If we consider each outcome in terms of net flux of DIN from X. muta from the current study, we can model which dissimilatory processes are likely occurring that can then be used to formulate testable hypotheses (Fig. 5) for future studies. The model also allows us ask questions on the broader ecological impacts of sponge-derived DIN; for example, LC sponges, which generally had a net positive flux of both NH4 + and NOx − (Fig. 5) and often NH4 + was a significant component to total DIN (Fig. 2), may differentially influence N cycling on the surrounding coral reef relative to FL or LSI sponges. We do not know the extent to which sponge-derived DIN influences the biogeochemistry and ecology of the surrounding habitat, but studies on multi-species sponge assemblages, and coral reef communities dominated by active suspension feeding sponges, have shown the significant role of active suspension feeding and the coupling of POC and PON from the water column to the benthos [71], [72]. The composition of DIN released into the water column by sponges would influence how it might be utilized, and who utilizes it in the surrounding environment, as NH4 + is more readily incorporated into biomass than NO3 − which can then potentially support local increases in planktonic community production [73]. As discussed by Southwell et al. [8], excess inorganic nutrients, such as release of DIN by sponges, may have detrimental effects on coral reef ecosystems by stimulating an increase in the growth of fleshy algae in the absence of herbivores [8]. It is important that further research be done to determine the ecosystem level effects of DIN release by sponges, and particularly from X. muta in regards to Caribbean coral reefs as it is believed to be a primary contributor of DIN released by sponges [8].

Figure 5

Potential dissimilatory N transformations occurring in X. muta based on the observed net flux of NH4 + and NOx − from the sponge.
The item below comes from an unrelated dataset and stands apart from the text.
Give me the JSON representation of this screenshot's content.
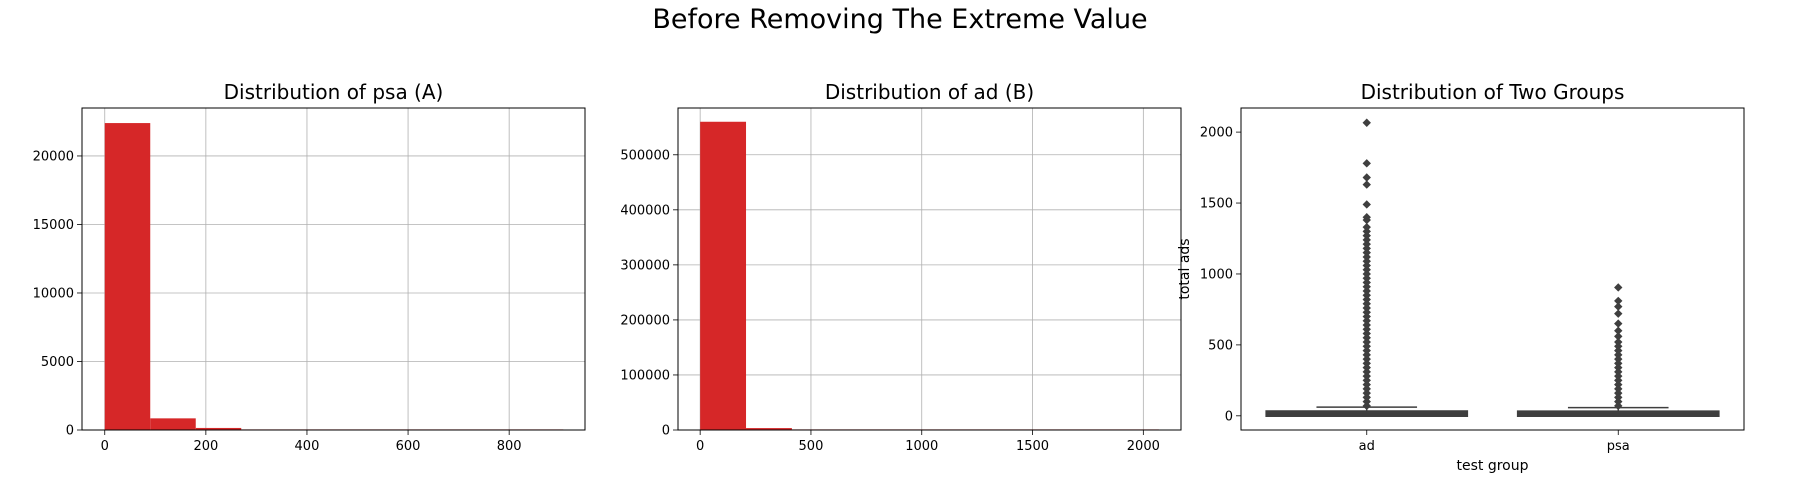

Font size for a given process indicates the relative importance of that process. Locations may appear more than once due to differences in individual sponges at each location.

We have shown that the flux of DIN from three populations of X. muta is highly variable which may have a significant impact on the availability of DIN on coral reefs given the high abundance of these sponges. Nitrification had been previously demonstrated to occur in X. muta, and we show here that other nitrogen transformations including denitrification and/or anammox may occur in these sponges as well as the importance of active suspension feeding on the nitrogen rich pool of picoplankton. Further work is needed to better characterize the flux of DIN from X. muta and other sponges on Caribbean coral reefs including whether sponges can fix N2. This will require additional investigations on the functional activity of the symbiotic prokaryotic community of sponges using a combination of experimental and molecular approaches (i.e., transcriptomics) that will yield insight into the taxonomy and function of this community, and how this impacts nutrient fluxes and biogeochemical cycling on Caribbean coral reefs.